News that Luis Rubiales had resigned, three weeks after his unsolicited kiss and defiant refusal to step down sparked outrage across Spain and around the world, was welcomed as a win for feminism even as questions swirled about his decision to make the announcement in an English-language interview.
Late on Sunday evening, the head of the Spanish football association said that after speaking with his family and friends he had come to the conclusion that he had no choice but to resign after he grabbed the footballer Jenni Hermoso by the head, pulled her towards him and planted a kiss on her lips during the medal ceremony at the World Cup in Sydney last month.
“They say to me, ‘Luis, now you have to focus on your dignity and to continue your life’,” Rubiales told Piers Morgan in a clip posted online before an interview due to air on Tuesday.
Members of Spain’s caretaker government were swift to characterise the announcement as a victory for feminism. “The transformation and improvement of our lives is inevitable,” the acting labour minister and second deputy vice-president, Yolanda Díaz, wrote on social media. “We stand with you Jenni, and with all women.”
The acting equality minister, Irene Montero, who was among the first to describe the kiss as a “form of sexual violence”, responded with the phrase “Se Acabó”, or it’s over, hinting at how the weeks-long ordeal had snowballed into a #MeToo moment for Spanish football.
Spanish media seized on the fact that Rubiales had chosen to announce the news in an English-language interview with a journalist who is largely unknown in Spain.
On Monday Spanish news sites were filled with explanatory articles seeking to introduce the country to Piers Morgan. “Has women’s day already ended? A look at Piers Morgan, the machista journalist that Rubiales gave the exclusive on his resignation,” wrote the rightwing newspaper La Razón.
On broadcaster Cadena Ser, radio personality Àngels Barceló noted: “We can say that Rubiales was being interviewed by Rubiales himself: A journalist known for his sexist comments … it’s not surprising that Rubiales was comfortable in the conversation.”
Joan Vehils condemned Rubiales over the decision, writing on news site Diario Sport: “Rubiales preferred fame and language that is not his own, rather than speaking clearly in Spain. It’s another piece of evidence showing that he doesn’t get it. At all.”
Late on Sunday, Morgan posted another clip from the interview, in which Rubiales said his decision came after the speech in which he hit out at “false feminism” and vowed to stay on as football chief.
“The situation changed so much from the moment I said ‘I’m not going to resign’ and now,” he told Morgan. “It’s changed so, so much in three weeks.”

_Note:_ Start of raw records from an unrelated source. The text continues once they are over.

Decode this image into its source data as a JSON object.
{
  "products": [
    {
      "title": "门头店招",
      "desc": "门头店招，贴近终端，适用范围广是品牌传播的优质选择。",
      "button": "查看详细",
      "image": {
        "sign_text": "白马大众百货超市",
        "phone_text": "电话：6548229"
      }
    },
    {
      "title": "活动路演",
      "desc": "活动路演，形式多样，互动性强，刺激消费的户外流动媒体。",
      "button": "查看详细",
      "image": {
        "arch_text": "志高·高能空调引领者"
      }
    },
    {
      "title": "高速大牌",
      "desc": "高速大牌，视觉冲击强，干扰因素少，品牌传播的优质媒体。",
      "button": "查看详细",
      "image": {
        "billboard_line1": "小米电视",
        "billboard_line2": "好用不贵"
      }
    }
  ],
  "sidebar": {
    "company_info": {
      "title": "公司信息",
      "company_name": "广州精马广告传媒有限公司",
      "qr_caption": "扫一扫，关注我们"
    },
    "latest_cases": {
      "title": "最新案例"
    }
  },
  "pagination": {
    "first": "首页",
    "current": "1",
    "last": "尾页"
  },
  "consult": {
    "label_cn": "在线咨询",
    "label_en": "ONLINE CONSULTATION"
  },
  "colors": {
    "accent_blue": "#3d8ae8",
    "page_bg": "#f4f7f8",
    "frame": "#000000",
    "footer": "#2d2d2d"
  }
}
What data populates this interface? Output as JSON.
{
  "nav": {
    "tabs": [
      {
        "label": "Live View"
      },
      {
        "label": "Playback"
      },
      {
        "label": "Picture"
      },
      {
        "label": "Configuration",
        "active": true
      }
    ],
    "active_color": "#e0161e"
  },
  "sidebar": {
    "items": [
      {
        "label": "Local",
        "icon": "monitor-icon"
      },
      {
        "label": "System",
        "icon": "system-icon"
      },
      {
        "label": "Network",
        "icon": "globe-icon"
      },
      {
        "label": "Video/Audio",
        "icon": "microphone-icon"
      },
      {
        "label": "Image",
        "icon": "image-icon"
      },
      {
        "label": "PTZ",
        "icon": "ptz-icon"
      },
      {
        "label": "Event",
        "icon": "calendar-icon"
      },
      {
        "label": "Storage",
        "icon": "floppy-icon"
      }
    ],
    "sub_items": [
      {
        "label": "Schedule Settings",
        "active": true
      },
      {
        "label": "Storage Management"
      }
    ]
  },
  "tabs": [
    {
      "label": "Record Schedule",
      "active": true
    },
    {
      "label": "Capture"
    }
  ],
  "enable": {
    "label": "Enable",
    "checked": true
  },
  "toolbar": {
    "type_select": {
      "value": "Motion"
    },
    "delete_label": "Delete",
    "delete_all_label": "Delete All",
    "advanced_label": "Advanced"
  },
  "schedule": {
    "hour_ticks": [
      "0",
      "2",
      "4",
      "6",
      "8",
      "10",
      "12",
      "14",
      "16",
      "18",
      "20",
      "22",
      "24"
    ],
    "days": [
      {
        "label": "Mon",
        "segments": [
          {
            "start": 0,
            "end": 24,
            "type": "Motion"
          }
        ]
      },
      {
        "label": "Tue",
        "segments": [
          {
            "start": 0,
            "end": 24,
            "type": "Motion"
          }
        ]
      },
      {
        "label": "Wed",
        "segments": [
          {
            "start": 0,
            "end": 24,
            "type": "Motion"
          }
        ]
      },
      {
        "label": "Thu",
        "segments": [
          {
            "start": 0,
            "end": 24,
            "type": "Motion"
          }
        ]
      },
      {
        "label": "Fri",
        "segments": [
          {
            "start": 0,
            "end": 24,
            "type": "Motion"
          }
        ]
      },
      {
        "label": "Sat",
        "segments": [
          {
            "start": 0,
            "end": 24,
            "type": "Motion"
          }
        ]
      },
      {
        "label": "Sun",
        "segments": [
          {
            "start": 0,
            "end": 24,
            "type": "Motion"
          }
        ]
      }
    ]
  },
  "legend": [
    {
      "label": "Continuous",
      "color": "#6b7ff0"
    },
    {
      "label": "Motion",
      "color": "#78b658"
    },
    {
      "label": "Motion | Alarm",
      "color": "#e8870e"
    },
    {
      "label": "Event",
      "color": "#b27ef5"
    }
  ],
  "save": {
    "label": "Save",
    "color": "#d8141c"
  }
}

Hours after the fiery speech, Fifa announced that it would provisionally suspend Rubiales. Soon after, those who had heartily applauded the 46-year-old as he repeated “I will not resign” five times began issuing statements distancing themselves from his behaviour.
In a statement released late on Sunday, Rubiales decried the “disproportional campaign” against him and suggested that “the powers that be would get in the way of my return”.
Weeks after the unsolicited kiss was caught on camera and images emerged showing him grabbing his crotch as La Roja won the World Cup, Rubiales said he would continue to defend himself. “I have faith in the truth and I will do everything in my power so that it prevails,” he wrote.
Vehils, the journalist, described the declarations as “further proof that he lives in an unreal world”, noting that even in resigning, Rubiales had continued to make mistakes.
“The damage he has done to Spain’s image has been incalculable,” he added. “Right now Spanish football and, in particular, women’s football has won. However, I fear that the Rubiales show is not over.”